Missing Ultrarunner Micah True: Search Intensifies Across New Mexico
Ultrarunner Micah True never returned from a run in N.M.'s Gila National Park
March 31, 2012 -- They call him Caballo Blanco, the White Horse.
Ultrarunner Micah True, 60, is a legend in the distance running community. He was depicted in Christopher McDougall's best-selling book, "Born to Run," in which he took up residence in the remote Copper Canyons of Mexico among the Tarahumara, a desert-dwelling tribe of the best ultrarunners in the world who gave him the moniker.
But True mysteriously disappeared last Tuesday after leaving for what was supposed to be a 12-mile run in southwest New Mexico's Gila National Forest. Search efforts that were launched on Wednesday have ramped up across the region, The Associated Press reported.
Some 14 search teams -- complete with people on horseback, dogs, helicopters and a search plane -- set out Friday to find True, and they were joined by hordes of extra volunteers today, New Mexico state police told the AP.
"We're going to do everything possible to cover as much ground as possible, but it's already been four days," state police spokesman Lt. Robert McDonald told the AP. "By no means are we going to give up, but time is of the essence as always in a search and rescue effort."
True, who lives in Denver, had spent the night at the Wilderness Lodge in Gila Hot Springs, N.M., and went running Tuesday morning wearing shorts, a T-shirt and hat and carrying one water bottle, according to Jane Bruemmer, the lodge's co-owner.
"He goes for a run every day, so it's not unusual," she told ABCNews.com. "We just don't think he had much with him, since he was planning on coming home. We're perplexed."
Since True spends part of the year in Urique, Mexico, where he is the race director of the Copper Canyon Ultra Marathon, a 50-mile race across the desert, Bruemmer says he often stays at her lodge while en route to and from Mexico. He runs frequently among the cliff dwellings of the Gila National Forest.
Before True went missing, Bruemmer and her husband were heading to Silver City, N.M., a town about 40 miles away from the lodge, but True had planned to stay until Wednesday, when he was to depart for Phoenix to visit his girlfriend. So the couple bid him goodbye, leaving a friend to watch the lodge while they were away, Bruemmer said.

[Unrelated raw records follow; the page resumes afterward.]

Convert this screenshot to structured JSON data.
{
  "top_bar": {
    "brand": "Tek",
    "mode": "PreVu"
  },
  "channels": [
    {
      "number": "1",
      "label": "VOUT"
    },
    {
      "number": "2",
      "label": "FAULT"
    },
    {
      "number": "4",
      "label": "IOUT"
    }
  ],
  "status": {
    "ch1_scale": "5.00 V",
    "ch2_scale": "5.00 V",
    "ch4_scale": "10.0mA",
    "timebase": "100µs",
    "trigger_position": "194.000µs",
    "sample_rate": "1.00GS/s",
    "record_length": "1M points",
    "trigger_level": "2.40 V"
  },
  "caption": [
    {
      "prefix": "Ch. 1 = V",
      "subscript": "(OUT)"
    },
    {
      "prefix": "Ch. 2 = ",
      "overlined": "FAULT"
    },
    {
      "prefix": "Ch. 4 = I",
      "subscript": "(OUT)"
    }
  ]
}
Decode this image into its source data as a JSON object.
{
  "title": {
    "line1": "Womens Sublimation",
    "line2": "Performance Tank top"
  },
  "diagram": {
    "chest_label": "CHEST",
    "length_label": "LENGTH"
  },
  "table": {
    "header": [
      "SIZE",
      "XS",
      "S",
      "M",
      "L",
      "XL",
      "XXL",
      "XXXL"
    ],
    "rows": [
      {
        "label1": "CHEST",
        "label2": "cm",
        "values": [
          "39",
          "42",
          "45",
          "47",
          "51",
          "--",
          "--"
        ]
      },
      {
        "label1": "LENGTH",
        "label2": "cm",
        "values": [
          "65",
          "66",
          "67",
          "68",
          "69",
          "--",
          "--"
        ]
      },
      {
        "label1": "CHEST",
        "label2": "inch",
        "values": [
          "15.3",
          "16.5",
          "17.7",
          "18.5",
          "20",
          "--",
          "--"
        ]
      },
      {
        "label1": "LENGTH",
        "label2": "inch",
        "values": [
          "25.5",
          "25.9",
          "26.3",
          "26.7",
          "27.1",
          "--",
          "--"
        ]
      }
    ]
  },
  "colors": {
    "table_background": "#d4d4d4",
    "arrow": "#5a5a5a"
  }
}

But the friend told the Bruemmers that True never returned from his run on Tuesday, and that "the guests were worried," she said. So she and her husband, Dean, called the state police Wednesday morning, and they launched a search in the area, where the temperature can drop below freezing at night.
True had left his dog at the lodge, since he would be running north along Highway 15, which dead-ends at the cliff dwellings, Bruemmer said.
"We don't know where he was from then on," she said. "We're assuming he went off-trail. But this is a huge wilderness."
Bruemmer said she's received lots of calls and emails from the ultrarunning community, offering their help with the search, and True's girlfriend also arrived from Phoenix to join the effort.
True wasn't known to have any health problems, and Bruemmer suspects he may have become injured. But the search parties "have gone over and over these trails, and on really obscure trails that are barely there anymore," she said.
People have been known to get lost in the Gila National Forest, because it's a wilderness area, "so you can get turned around," she said. "But I wouldn't have thought it would happen to Micah."